Thinking outside the box - working world moves beyond the office
The largest-ever poll on flexible working attitudes has revealed that the majority now work remotely every week.
More than two-thirds of global employees work remotely every week, and over 50 percent do so for at least half of the week, heralding a major reassessment of corporate real estate, according to a comprehensive new global study. IWG has released a study based on the insights of over 18,000 business people across 96 companies. It found that every week 70 percent of employees are working at least one day a week somewhere other than the office. More than half (53 percent) work remotely for half of the week or more, while more than 11 percent work outside of their company’s main office location five times a week.
The emergence of this mobile workforce has been driven by technological change, globalisation and changes in employee expectations, according to IWG, the parent group of leading workspace companies including Regus and Spaces.
Mark Dixon, founder and CEO of IWG, says that people from Seattle to Singapore, London to Lagos, no longer need to spend so much time in a particular office. He said:
“We are entering the era of the mobile workforce and it is hugely exciting. Not just for individual employees, but for businesses too. This is a huge shift in the workspace landscape globally, and businesses are now looking closely at what this means for their corporate real estate portfolios.”
The study also found that businesses recognised that offering flexible working strategies to their employees provided them with significant benefits:
- Business growth (89 percent - up from 67 percent in 2016)
- Competitiveness (87 percent up from only 59 percent in 2014)
- Productivity (82 percent up from 75 percent in 2013)
- Attracting and retaining top talent (80 percent - up from 64percent in 2016)

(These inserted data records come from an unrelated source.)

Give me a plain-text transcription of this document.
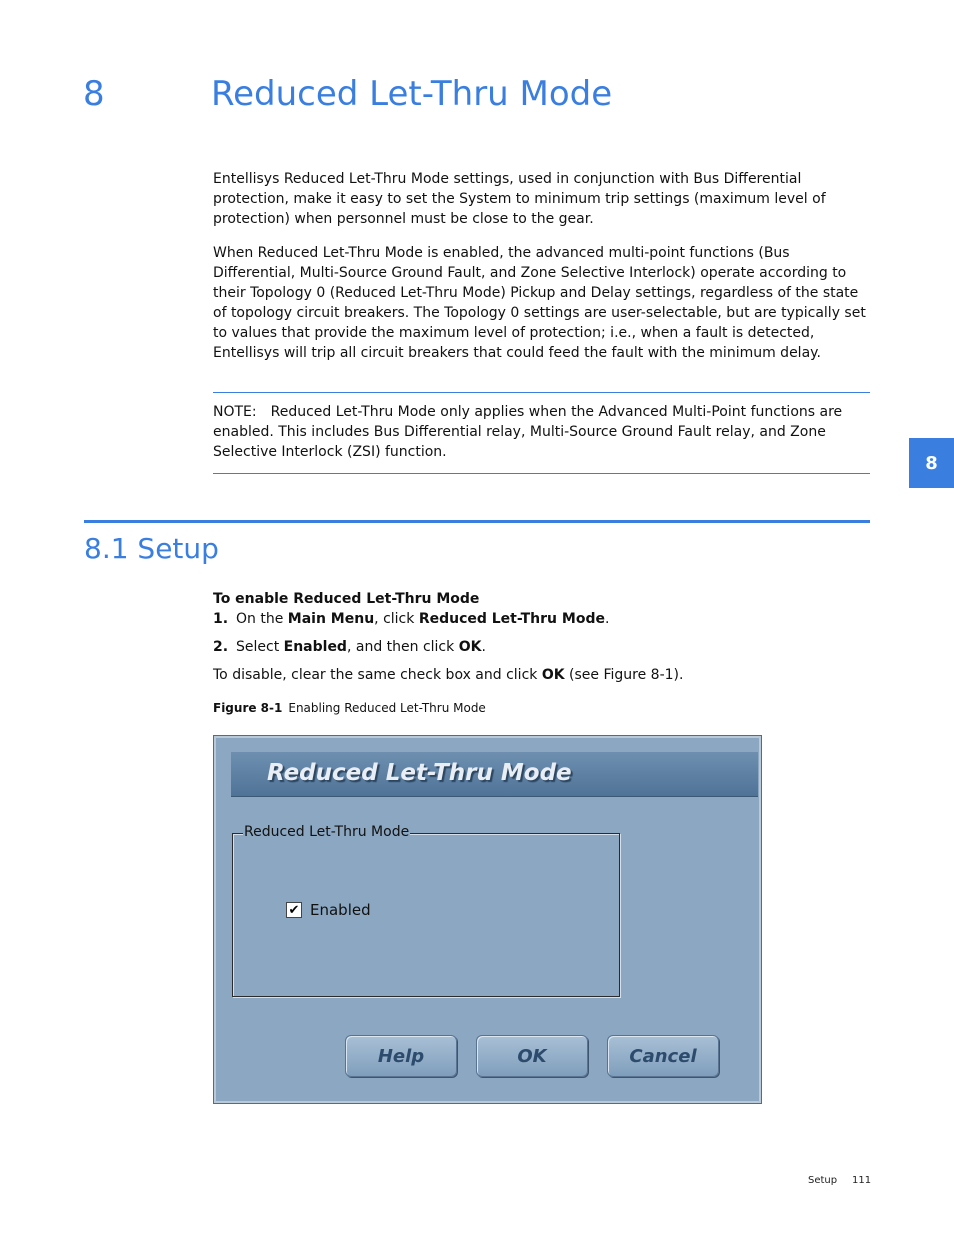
8	Reduced Let-Thru Mode

Entellisys Reduced Let-Thru Mode settings, used in conjunction with Bus Differential protection, make it easy to set the System to minimum trip settings (maximum level of protection) when personnel must be close to the gear.

When Reduced Let-Thru Mode is enabled, the advanced multi-point functions (Bus Differential, Multi-Source Ground Fault, and Zone Selective Interlock) operate according to their Topology 0 (Reduced Let-Thru Mode) Pickup and Delay settings, regardless of the state of topology circuit breakers. The Topology 0 settings are user-selectable, but are typically set to values that provide the maximum level of protection; i.e., when a fault is detected, Entellisys will trip all circuit breakers that could feed the fault with the minimum delay.

NOTE: Reduced Let-Thru Mode only applies when the Advanced Multi-Point functions are enabled. This includes Bus Differential relay, Multi-Source Ground Fault relay, and Zone Selective Interlock (ZSI) function.

8
8.1 Setup
To enable Reduced Let-Thru Mode
1. On the Main Menu, click Reduced Let-Thru Mode.
2. Select Enabled, and then click OK.
To disable, clear the same check box and click OK (see Figure 8-1).
Figure 8-1 Enabling Reduced Let-Thru Mode
Reduced Let-Thru Mode
Reduced Let-Thru Mode
✔ Enabled
Help	OK	Cancel
Setup 111
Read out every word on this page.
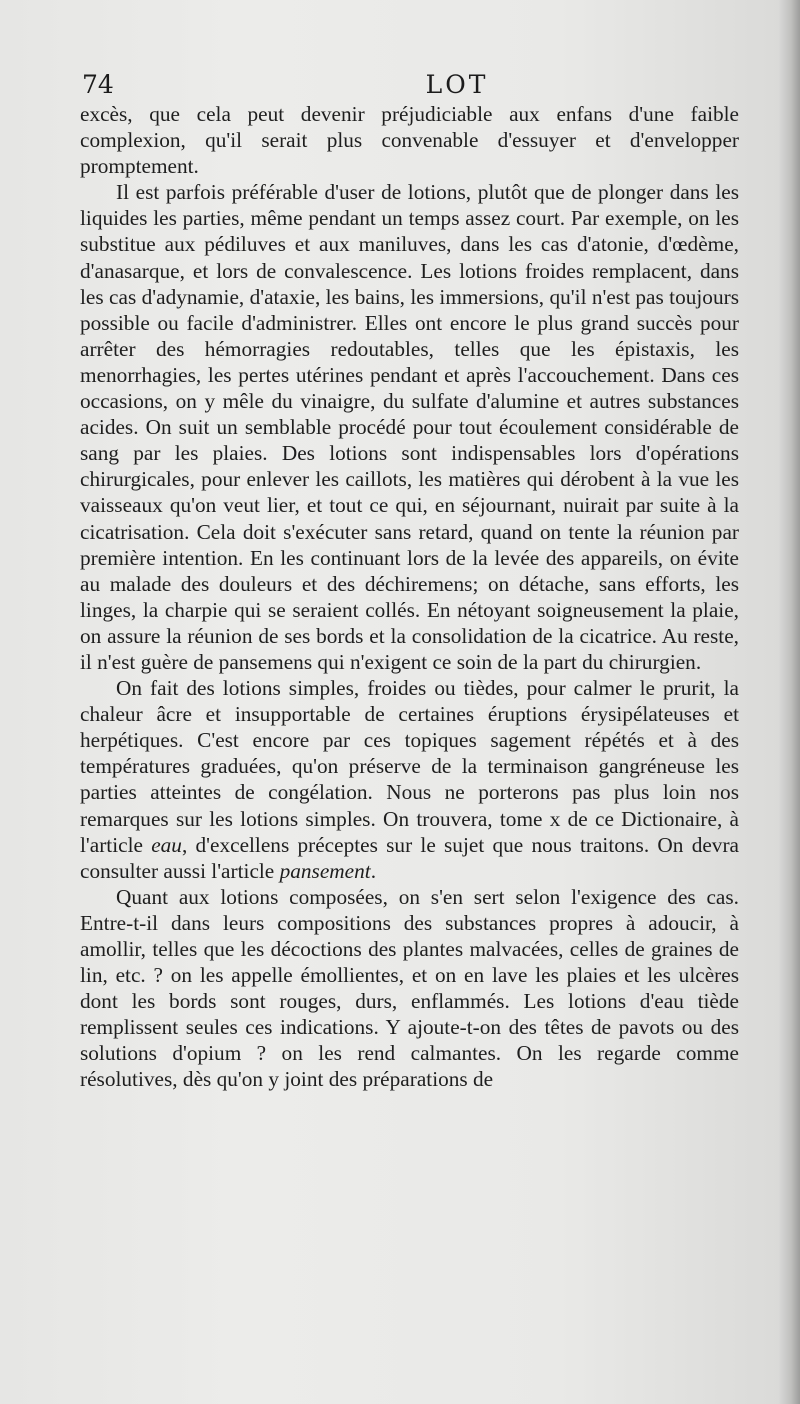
74	LOT

excès, que cela peut devenir préjudiciable aux enfans d'une faible complexion, qu'il serait plus convenable d'essuyer et d'envelopper promptement.

Il est parfois préférable d'user de lotions, plutôt que de plonger dans les liquides les parties, même pendant un temps assez court. Par exemple, on les substitue aux pédiluves et aux maniluves, dans les cas d'atonie, d'œdème, d'anasarque, et lors de convalescence. Les lotions froides remplacent, dans les cas d'adynamie, d'ataxie, les bains, les immersions, qu'il n'est pas toujours possible ou facile d'administrer. Elles ont encore le plus grand succès pour arrêter des hémorragies redoutables, telles que les épistaxis, les menorrhagies, les pertes utérines pendant et après l'accouchement. Dans ces occasions, on y mêle du vinaigre, du sulfate d'alumine et autres substances acides. On suit un semblable procédé pour tout écoulement considérable de sang par les plaies. Des lotions sont indispensables lors d'opérations chirurgicales, pour enlever les caillots, les matières qui dérobent à la vue les vaisseaux qu'on veut lier, et tout ce qui, en séjournant, nuirait par suite à la cicatrisation. Cela doit s'exécuter sans retard, quand on tente la réunion par première intention. En les continuant lors de la levée des appareils, on évite au malade des douleurs et des déchiremens; on détache, sans efforts, les linges, la charpie qui se seraient collés. En nétoyant soigneusement la plaie, on assure la réunion de ses bords et la consolidation de la cicatrice. Au reste, il n'est guère de pansemens qui n'exigent ce soin de la part du chirurgien.

On fait des lotions simples, froides ou tièdes, pour calmer le prurit, la chaleur âcre et insupportable de certaines éruptions érysipélateuses et herpétiques. C'est encore par ces topiques sagement répétés et à des températures graduées, qu'on préserve de la terminaison gangréneuse les parties atteintes de congélation. Nous ne porterons pas plus loin nos remarques sur les lotions simples. On trouvera, tome x de ce Dictionaire, à l'article eau, d'excellens préceptes sur le sujet que nous traitons. On devra consulter aussi l'article pansement.

Quant aux lotions composées, on s'en sert selon l'exigence des cas. Entre-t-il dans leurs compositions des substances propres à adoucir, à amollir, telles que les décoctions des plantes malvacées, celles de graines de lin, etc. ? on les appelle émollientes, et on en lave les plaies et les ulcères dont les bords sont rouges, durs, enflammés. Les lotions d'eau tiède remplissent seules ces indications. Y ajoute-t-on des têtes de pavots ou des solutions d'opium ? on les rend calmantes. On les regarde comme résolutives, dès qu'on y joint des préparations de
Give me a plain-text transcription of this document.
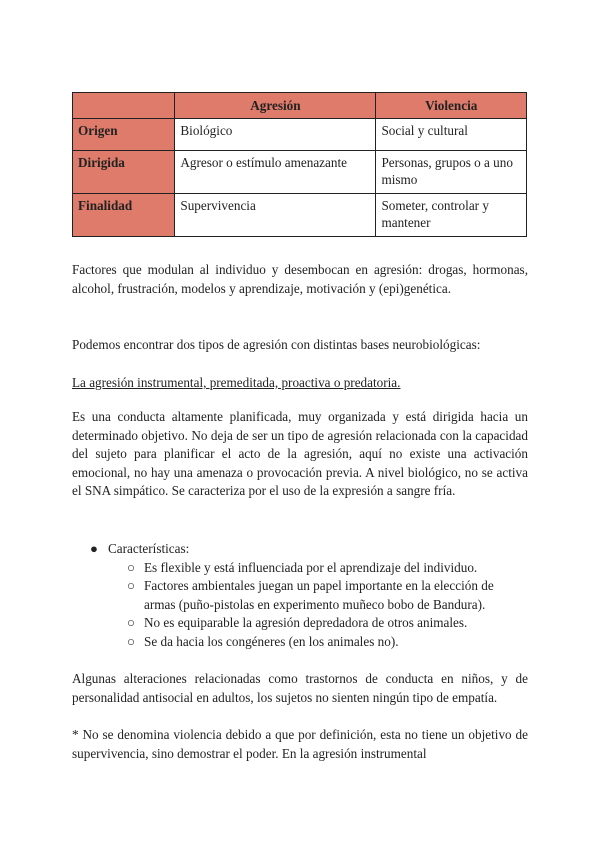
	Agresión	Violencia
Origen	Biológico	Social y cultural
Dirigida	Agresor o estímulo amenazante	Personas, grupos o a uno mismo
Finalidad	Supervivencia	Someter, controlar y mantener

Factores que modulan al individuo y desembocan en agresión: drogas, hormonas, alcohol, frustración, modelos y aprendizaje, motivación y (epi)genética.

Podemos encontrar dos tipos de agresión con distintas bases neurobiológicas:

La agresión instrumental, premeditada, proactiva o predatoria.

Es una conducta altamente planificada, muy organizada y está dirigida hacia un determinado objetivo. No deja de ser un tipo de agresión relacionada con la capacidad del sujeto para planificar el acto de la agresión, aquí no existe una activación emocional, no hay una amenaza o provocación previa. A nivel biológico, no se activa el SNA simpático. Se caracteriza por el uso de la expresión a sangre fría.

● Características:
○ Es flexible y está influenciada por el aprendizaje del individuo.
○ Factores ambientales juegan un papel importante en la elección de armas (puño-pistolas en experimento muñeco bobo de Bandura).
○ No es equiparable la agresión depredadora de otros animales.
○ Se da hacia los congéneres (en los animales no).

Algunas alteraciones relacionadas como trastornos de conducta en niños, y de personalidad antisocial en adultos, los sujetos no sienten ningún tipo de empatía.

* No se denomina violencia debido a que por definición, esta no tiene un objetivo de supervivencia, sino demostrar el poder. En la agresión instrumental
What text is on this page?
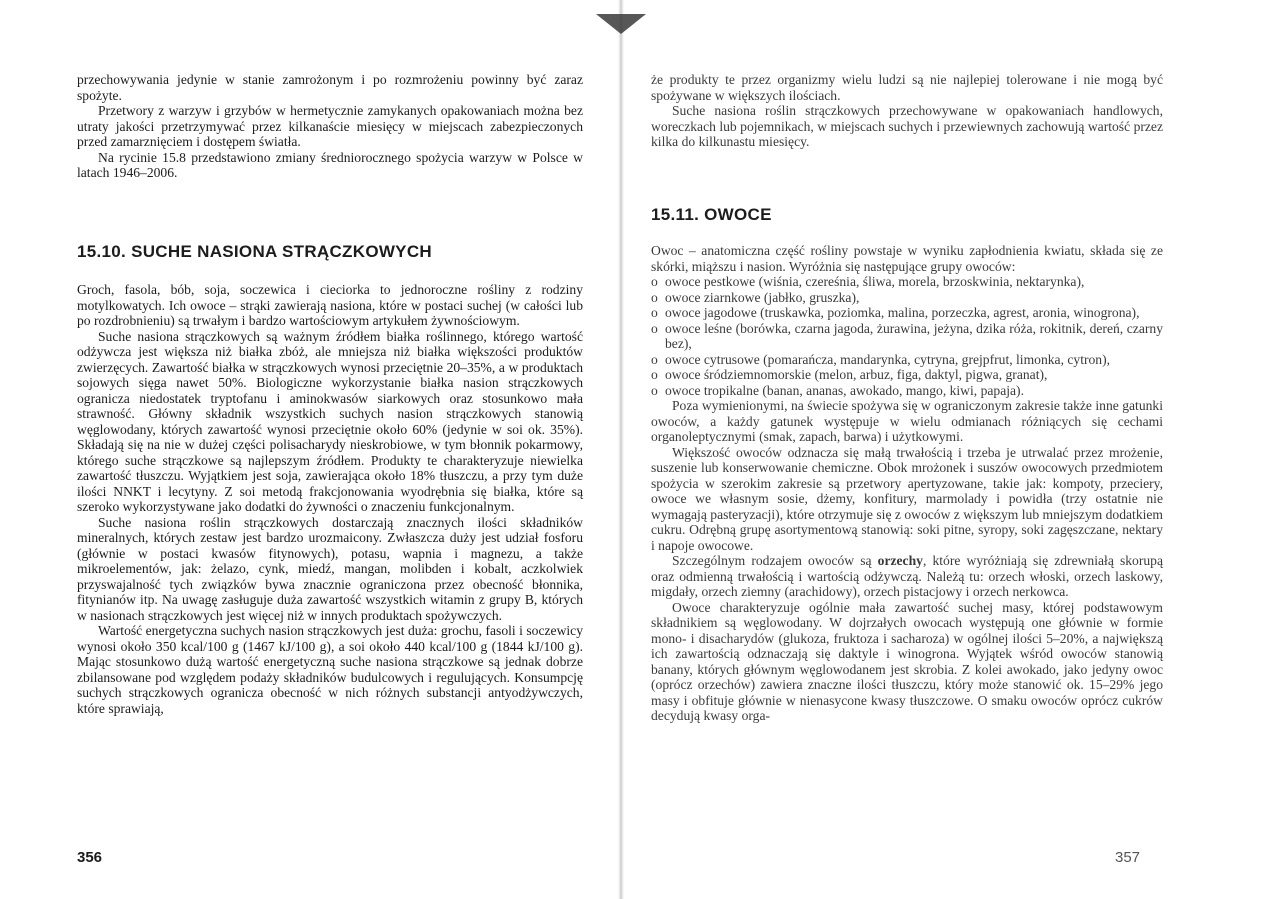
przechowywania jedynie w stanie zamrożonym i po rozmrożeniu powinny być zaraz spożyte.

Przetwory z warzyw i grzybów w hermetycznie zamykanych opakowaniach można bez utraty jakości przetrzymywać przez kilkanaście miesięcy w miejscach zabezpieczonych przed zamarznięciem i dostępem światła.

Na rycinie 15.8 przedstawiono zmiany średniorocznego spożycia warzyw w Polsce w latach 1946–2006.

15.10. SUCHE NASIONA STRĄCZKOWYCH

Groch, fasola, bób, soja, soczewica i cieciorka to jednoroczne rośliny z rodziny motylkowatych. Ich owoce – strąki zawierają nasiona, które w postaci suchej (w całości lub po rozdrobnieniu) są trwałym i bardzo wartościowym artykułem żywnościowym.

Suche nasiona strączkowych są ważnym źródłem białka roślinnego, którego wartość odżywcza jest większa niż białka zbóż, ale mniejsza niż białka większości produktów zwierzęcych. Zawartość białka w strączkowych wynosi przeciętnie 20–35%, a w produktach sojowych sięga nawet 50%. Biologiczne wykorzystanie białka nasion strączkowych ogranicza niedostatek tryptofanu i aminokwasów siarkowych oraz stosunkowo mała strawność. Główny składnik wszystkich suchych nasion strączkowych stanowią węglowodany, których zawartość wynosi przeciętnie około 60% (jedynie w soi ok. 35%). Składają się na nie w dużej części polisacharydy nieskrobiowe, w tym błonnik pokarmowy, którego suche strączkowe są najlepszym źródłem. Produkty te charakteryzuje niewielka zawartość tłuszczu. Wyjątkiem jest soja, zawierająca około 18% tłuszczu, a przy tym duże ilości NNKT i lecytyny. Z soi metodą frakcjonowania wyodrębnia się białka, które są szeroko wykorzystywane jako dodatki do żywności o znaczeniu funkcjonalnym.

Suche nasiona roślin strączkowych dostarczają znacznych ilości składników mineralnych, których zestaw jest bardzo urozmaicony. Zwłaszcza duży jest udział fosforu (głównie w postaci kwasów fitynowych), potasu, wapnia i magnezu, a także mikroelementów, jak: żelazo, cynk, miedź, mangan, molibden i kobalt, aczkolwiek przyswajalność tych związków bywa znacznie ograniczona przez obecność błonnika, fitynianów itp. Na uwagę zasługuje duża zawartość wszystkich witamin z grupy B, których w nasionach strączkowych jest więcej niż w innych produktach spożywczych.

Wartość energetyczna suchych nasion strączkowych jest duża: grochu, fasoli i soczewicy wynosi około 350 kcal/100 g (1467 kJ/100 g), a soi około 440 kcal/100 g (1844 kJ/100 g). Mając stosunkowo dużą wartość energetyczną suche nasiona strączkowe są jednak dobrze zbilansowane pod względem podaży składników budulcowych i regulujących. Konsumpcję suchych strączkowych ogranicza obecność w nich różnych substancji antyodżywczych, które sprawiają,

356

że produkty te przez organizmy wielu ludzi są nie najlepiej tolerowane i nie mogą być spożywane w większych ilościach.

Suche nasiona roślin strączkowych przechowywane w opakowaniach handlowych, woreczkach lub pojemnikach, w miejscach suchych i przewiewnych zachowują wartość przez kilka do kilkunastu miesięcy.

15.11. OWOCE

Owoc – anatomiczna część rośliny powstaje w wyniku zapłodnienia kwiatu, składa się ze skórki, miąższu i nasion. Wyróżnia się następujące grupy owoców:

o owoce pestkowe (wiśnia, czereśnia, śliwa, morela, brzoskwinia, nektarynka),
o owoce ziarnkowe (jabłko, gruszka),
o owoce jagodowe (truskawka, poziomka, malina, porzeczka, agrest, aronia, winogrona),
o owoce leśne (borówka, czarna jagoda, żurawina, jeżyna, dzika róża, rokitnik, dereń, czarny bez),
o owoce cytrusowe (pomarańcza, mandarynka, cytryna, grejpfrut, limonka, cytron),
o owoce śródziemnomorskie (melon, arbuz, figa, daktyl, pigwa, granat),
o owoce tropikalne (banan, ananas, awokado, mango, kiwi, papaja).

Poza wymienionymi, na świecie spożywa się w ograniczonym zakresie także inne gatunki owoców, a każdy gatunek występuje w wielu odmianach różniących się cechami organoleptycznymi (smak, zapach, barwa) i użytkowymi.

Większość owoców odznacza się małą trwałością i trzeba je utrwalać przez mrożenie, suszenie lub konserwowanie chemiczne. Obok mrożonek i suszów owocowych przedmiotem spożycia w szerokim zakresie są przetwory apertyzowane, takie jak: kompoty, przeciery, owoce we własnym sosie, dżemy, konfitury, marmolady i powidła (trzy ostatnie nie wymagają pasteryzacji), które otrzymuje się z owoców z większym lub mniejszym dodatkiem cukru. Odrębną grupę asortymentową stanowią: soki pitne, syropy, soki zagęszczane, nektary i napoje owocowe.

Szczególnym rodzajem owoców są orzechy, które wyróżniają się zdrewniałą skorupą oraz odmienną trwałością i wartością odżywczą. Należą tu: orzech włoski, orzech laskowy, migdały, orzech ziemny (arachidowy), orzech pistacjowy i orzech nerkowca.

Owoce charakteryzuje ogólnie mała zawartość suchej masy, której podstawowym składnikiem są węglowodany. W dojrzałych owocach występują one głównie w formie mono- i disacharydów (glukoza, fruktoza i sacharoza) w ogólnej ilości 5–20%, a największą ich zawartością odznaczają się daktyle i winogrona. Wyjątek wśród owoców stanowią banany, których głównym węglowodanem jest skrobia. Z kolei awokado, jako jedyny owoc (oprócz orzechów) zawiera znaczne ilości tłuszczu, który może stanowić ok. 15–29% jego masy i obfituje głównie w nienasycone kwasy tłuszczowe. O smaku owoców oprócz cukrów decydują kwasy orga-

357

- Profit maximisation (83 percent)
For generations, the world has understood office-based work to involve a fixed location and a 9-5 schedule. But an unprecedented number of businesses are now adopting a very different working model, which produces benefits for them and their workers.
The IWG survey found that flexible working not only reduces commuting time, but enhances productivity, staff retention, job satisfaction and even creativity. This is in addition to the financial and strategic advantages that it brings for businesses.
Creating a happier, more productive workforce
The move to flexible workspaces reflects the changing demands and expectations of the workforce. 80 percent of those surveyed agree that flexible working helps them retain top talent, while 64 percent are now offering this to help them recruit. Over half (58 ) agreed that offering flexible working improves job satisfaction, demonstrating the need for businesses to provide working environments suited to today’s employees to maintain a first-class workforce. The benefits businesses are experiencing are clear: a resounding 91 percent said that flexible workspaces enable employees to be more productive while on the move.
Ian Hallett, IWG Group MD and Global Head of Brands and Ventures, said:
“New technologies mean many of us can now work anytime, anywhere. The challenge for businesses is how to optimise this new landscape. Companies are realising the benefits of flexible working and its ability to increase productivity, job satisfaction and business performance.”
Everyone is demanding ‘on-demand’
The survey showed also that flexible working and the use of shared workspaces are no longer the preserve of start-ups. The world’s most successful businesses – including varied companies such as Etihad Airways, Diesel, GSK, Mastercard, Microsoft, Oracle and Uber – are already adopting a flexible workspace approach.
Dixon added that changes in technology and digitalisation have led to a growing use of ondemand services generally in business, with organisations of all sizes wanting to increasingly outsource non-core activities. “Flexible working, supported by a professional on-demand workspace network, is now being discussed by senior leaders across functions in companies including risk management, business development, human resources, marketing and strategy. One day soon, flexible working could simply be known as ‘working’. We are reaching the tipping point,” he said.